For decades, San Jose and the surrounding Santa Clara Valley had no difficulty defining its image: It was California’s best-known producer of prunes and apricots.

But in the 1960’s, a flood of immigrants from around the country moved in to work at aerospace and electronics plants in Palo Alto, Sunnyvale and other nearby towns. San Jose’s prune and apricot trees fell to make way for new homes, and before long the area that the Chamber of Commerce had dubbed the ”Valley of Heart’s Delight” became known as ”Silicon Valley,” a tribute to the raw material of microchips.

Many residents are skeptical that the current construction and plans for residential complexes in the downtown area can revive a neighborhood long abandoned by middle-class residents and a city policy that stressed a style of living centered on far-flung housing developments, the automobile and some of the country’s largest shopping malls.

As motorists commute across the valley, they produced chronic traffic tie-ups that are among California’s worst; skeptics doubt San Joseans will brave still more traffic jams to reach a rebuilt downtown.

At best, a difficult transition appears likely for downtown: the new hotel that opened last year, The Fairmont, is operating well below capacity, and the vacancy rate in downtown office buildings, 27 percent, is among the nation’s highest.

Still, as he travels around downtown and points out improvements, Mayor Tom McEnery, a 42-year-old native and driving force behind the redevelopment, expounds on it with the zeal of a preacher reporting a miraculous resuscitation of the dead.

While the city and developers have not had much success so far attracting high-technology companies from the suburbs, Mr.
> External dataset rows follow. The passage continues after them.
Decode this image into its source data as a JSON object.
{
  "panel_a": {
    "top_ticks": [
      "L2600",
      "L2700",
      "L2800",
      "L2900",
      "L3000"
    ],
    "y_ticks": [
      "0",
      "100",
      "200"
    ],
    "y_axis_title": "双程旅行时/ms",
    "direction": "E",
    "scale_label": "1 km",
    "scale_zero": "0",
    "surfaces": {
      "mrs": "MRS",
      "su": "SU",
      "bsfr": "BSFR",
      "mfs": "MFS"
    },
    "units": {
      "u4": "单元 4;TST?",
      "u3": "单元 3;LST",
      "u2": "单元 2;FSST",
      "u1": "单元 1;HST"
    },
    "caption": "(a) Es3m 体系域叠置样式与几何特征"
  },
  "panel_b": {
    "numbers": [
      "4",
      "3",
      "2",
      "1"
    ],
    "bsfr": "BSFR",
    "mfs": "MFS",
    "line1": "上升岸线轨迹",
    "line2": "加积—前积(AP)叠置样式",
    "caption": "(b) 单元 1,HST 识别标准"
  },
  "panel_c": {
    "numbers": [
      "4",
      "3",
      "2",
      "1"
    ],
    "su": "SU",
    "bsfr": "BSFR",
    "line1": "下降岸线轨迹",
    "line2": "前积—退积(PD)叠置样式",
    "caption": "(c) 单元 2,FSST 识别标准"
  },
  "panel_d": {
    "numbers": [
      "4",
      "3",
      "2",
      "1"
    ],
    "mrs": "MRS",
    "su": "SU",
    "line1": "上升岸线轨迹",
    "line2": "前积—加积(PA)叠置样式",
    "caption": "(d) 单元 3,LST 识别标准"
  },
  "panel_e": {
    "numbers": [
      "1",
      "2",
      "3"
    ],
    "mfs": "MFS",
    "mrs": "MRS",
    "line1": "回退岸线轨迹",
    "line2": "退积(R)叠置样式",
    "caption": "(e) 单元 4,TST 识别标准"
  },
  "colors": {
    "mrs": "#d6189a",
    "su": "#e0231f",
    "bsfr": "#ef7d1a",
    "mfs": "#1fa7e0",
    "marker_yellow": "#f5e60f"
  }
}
McEnery says he is
confident. As more office workers arrive, he said, the moribund business district will become vigorous.

”We shouldn’t be compared to San Francisco, which is a great city that should be compared with London or Paris,” he said, noting San Jose’s real growth, ”only started 30 years ago.”

”San Jose ought to be compared with other cities of rapid growth in the Sunbelt, like San Diego, San Antonio and Dallas,” Mr. McEnery said. ”San Jose has set itself up to take off in the nineties.”